In order to make the centre's work worthwhile, there must be some concerted effort to make gold fingerprinting an option in forensic applications on a global scale. Watling explained on ABC radio: "We are trying to co-ordinate and consolidate all that information and knowledge and bring it together under one roof, so that there is an international database for gold fingerprinting and for other things like diamonds and drugs which we also do fingerprinting on."
An international database would allow police and researchers such as Watling to store and access information about gold fingerprints from around the globe.
Currently, the technique of fingerprinting is being used around the world, with many groups constructing their own databases to keep track of their gold resources. The shortfall being that the databases are not all maintained as one. Director of Member Services for the Chamber of Minerals and Energy, Reg Howard-Smith told the ABC: "Logistics is certainly an issue, security of the database is a significant issue, as is acceptability as evidence in courts of law. Economics are also a consideration in any review of the concept and I think potentially it could be a tool that could be useful for marketing."

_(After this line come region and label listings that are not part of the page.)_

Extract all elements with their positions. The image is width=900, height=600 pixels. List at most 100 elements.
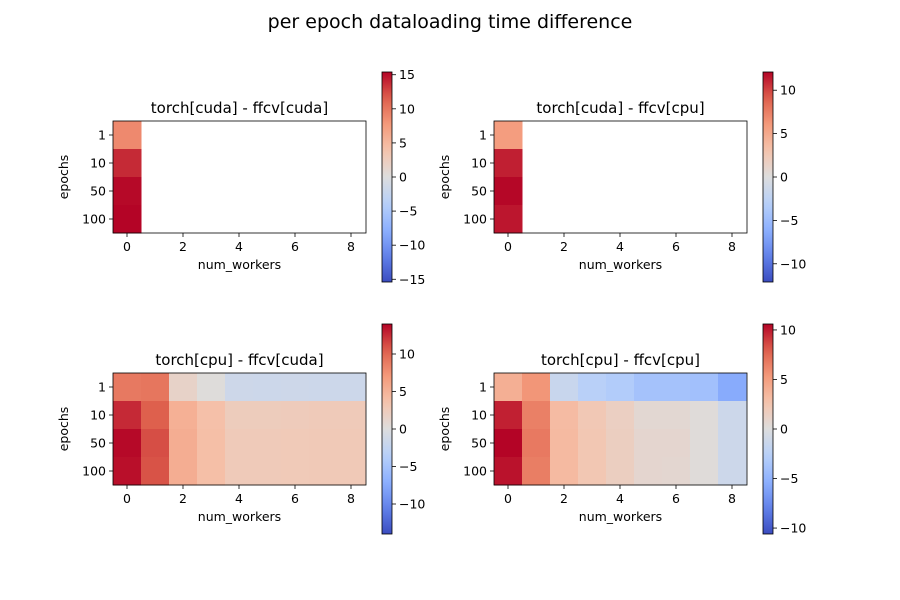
panel-0-title: torch[cuda] - ffcv[cuda] (151, 99, 328, 117)
panel-0-xtick-label: 8 (347, 239, 355, 254)
panel-2-cell-r3-c7 (309, 457, 338, 486)
panel-3-cell-r0-c3 (578, 373, 607, 402)
panel-0-ytick-label: 100 (82, 212, 106, 227)
panel-3-cell-r1-c6 (662, 401, 691, 430)
panel-3-ytick-label: 100 (463, 464, 487, 479)
panel-1-ylabel: epochs (437, 155, 452, 200)
panel-3-cell-r3-c1 (522, 457, 551, 486)
panel-2-cell-r1-c5 (253, 401, 282, 430)
panel-1-xtick-label: 4 (616, 239, 624, 254)
panel-2-cell-r0-c0 (113, 373, 142, 402)
panel-2-cell-r3-c6 (281, 457, 310, 486)
panel-2-xtick-label: 4 (235, 491, 243, 506)
panel-1-xtick-label: 0 (504, 239, 512, 254)
panel-0-xtick-label: 6 (291, 239, 299, 254)
panel-3-cell-r0-c5 (634, 373, 663, 402)
panel-2-ytick-label: 50 (90, 436, 106, 451)
panel-2-cell-r0-c5 (253, 373, 282, 402)
panel-3-colorbar-tick-label: −10 (780, 521, 806, 536)
panel-3-ylabel: epochs (437, 407, 452, 452)
panel-0-colorbar-tick-label: 5 (399, 135, 407, 150)
panel-2-colorbar-tick-label: 0 (399, 422, 407, 437)
panel-3-cell-r0-c2 (550, 373, 579, 402)
panel-3-cell-r2-c5 (634, 429, 663, 458)
panel-3-cell-r0-c8 (718, 373, 747, 402)
panel-1-title: torch[cuda] - ffcv[cpu] (536, 99, 704, 117)
panel-3-ytick-label: 10 (471, 408, 487, 423)
panel-2-cell-r2-c8 (337, 429, 366, 458)
panel-3-cell-r1-c0 (494, 401, 523, 430)
panel-1-cell-r1-c0 (494, 149, 523, 178)
panel-3-cell-r0-c7 (690, 373, 719, 402)
panel-2-cell-r0-c3 (197, 373, 226, 402)
panel-2-cell-r0-c1 (141, 373, 170, 402)
panel-0-ytick-label: 1 (98, 128, 106, 143)
panel-2-cell-r2-c5 (253, 429, 282, 458)
panel-0-xlabel: num_workers (198, 257, 281, 272)
panel-2-colorbar-tick-label: −10 (399, 497, 425, 512)
panel-1-cell-r0-c0 (494, 121, 523, 150)
panel-2-cell-r0-c4 (225, 373, 254, 402)
panel-3-xlabel: num_workers (579, 509, 662, 524)
panel-3-cell-r1-c1 (522, 401, 551, 430)
panel-3-colorbar-tick-label: 5 (780, 372, 788, 387)
panel-2-cell-r2-c6 (281, 429, 310, 458)
panel-2-cell-r1-c1 (141, 401, 170, 430)
panel-2-axes-frame (112, 372, 367, 486)
panel-3-cell-r2-c3 (578, 429, 607, 458)
panel-3-cell-r3-c8 (718, 457, 747, 486)
panel-1-ytick-label: 10 (471, 156, 487, 171)
panel-3-cell-r3-c6 (662, 457, 691, 486)
panel-3-cell-r3-c3 (578, 457, 607, 486)
panel-3-cell-r3-c0 (494, 457, 523, 486)
panel-2-colorbar (381, 323, 393, 535)
panel-1-colorbar-tick-label: 0 (780, 170, 788, 185)
panel-3-xtick-label: 8 (728, 491, 736, 506)
panel-0-colorbar-tick-label: 10 (399, 101, 415, 116)
panel-1-ytick-label: 50 (471, 184, 487, 199)
panel-3-xtick-label: 0 (504, 491, 512, 506)
panel-3-cell-r2-c6 (662, 429, 691, 458)
panel-3-cell-r2-c2 (550, 429, 579, 458)
panel-0-xtick-label: 0 (123, 239, 131, 254)
panel-2-cell-r0-c7 (309, 373, 338, 402)
panel-1-cell-r2-c0 (494, 177, 523, 206)
panel-2-cell-r1-c0 (113, 401, 142, 430)
panel-3-cell-r1-c5 (634, 401, 663, 430)
panel-1-xtick-label: 2 (560, 239, 568, 254)
panel-2-ytick-label: 1 (98, 380, 106, 395)
panel-3-cell-r1-c3 (578, 401, 607, 430)
panel-3-cell-r1-c2 (550, 401, 579, 430)
panel-0-colorbar-tick-label: −10 (399, 238, 425, 253)
panel-3-title: torch[cpu] - ffcv[cpu] (541, 351, 700, 369)
panel-3-colorbar (762, 323, 774, 535)
panel-2-xlabel: num_workers (198, 509, 281, 524)
panel-2-cell-r2-c4 (225, 429, 254, 458)
panel-0-axes-frame (112, 120, 367, 234)
panel-1-colorbar-tick-label: −10 (780, 256, 806, 271)
figure-suptitle: per epoch dataloading time difference (268, 11, 633, 33)
panel-2-ylabel: epochs (56, 407, 71, 452)
panel-1-colorbar (762, 71, 774, 283)
panel-2-cell-r3-c0 (113, 457, 142, 486)
panel-3-cell-r1-c4 (606, 401, 635, 430)
panel-2-cell-r3-c1 (141, 457, 170, 486)
panel-3-cell-r0-c0 (494, 373, 523, 402)
panel-3-xtick-label: 2 (560, 491, 568, 506)
panel-3-xtick-label: 6 (672, 491, 680, 506)
panel-0-colorbar-tick-label: −15 (399, 272, 425, 287)
panel-3-cell-r3-c4 (606, 457, 635, 486)
panel-2-cell-r1-c7 (309, 401, 338, 430)
panel-0-ytick-label: 50 (90, 184, 106, 199)
panel-3-cell-r1-c7 (690, 401, 719, 430)
panel-2-xtick-label: 6 (291, 491, 299, 506)
panel-0-cell-r2-c0 (113, 177, 142, 206)
panel-2-ytick-label: 10 (90, 408, 106, 423)
panel-3-colorbar-tick-label: −5 (780, 471, 798, 486)
panel-2-cell-r0-c8 (337, 373, 366, 402)
panel-2-xtick-label: 2 (179, 491, 187, 506)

Such teething problems are always expected at the beginning of new innovations, but this hasn't deterred Watling from trumpeting the benefits of gold fingerprinting in the hope that support for the tool will survive the initial establishment problems.
Watling sells the financial benefits of fingerprinting in a bid to gain support from those it benefits most and who could provide the greatest financial support to furthering his research. "The application (gold fingerprinting) is to cut down gold theft at the source, and improve the profitability of mines," Watling told the ABC.
A problem in many mines is a lack of hard documentation of every piece of gold that is recovered. This is often due to the vast size of many mines. This is a line Watling plays in his attempt to gain support. "Don't forget, if you steal a million dollars from one particular mine it isn't a percentage stealing, it's actually a million dollars total profit gone, because that has never been recorded on your books. So it really is hard cash that has gone."
Mines are not the only areas that could benefit from gold fingerprinting. Criminal investigation processes could benefit greatly by the advancing technology, and with gold such an important payment method in international drug rings, the contribution to lowering the level of drugs being exchanged around the world could be great. An increase of support for Watling and his colleagues' work could ensure a golden future for fingerprinting and a growing thorn in the side of drug circles around the world.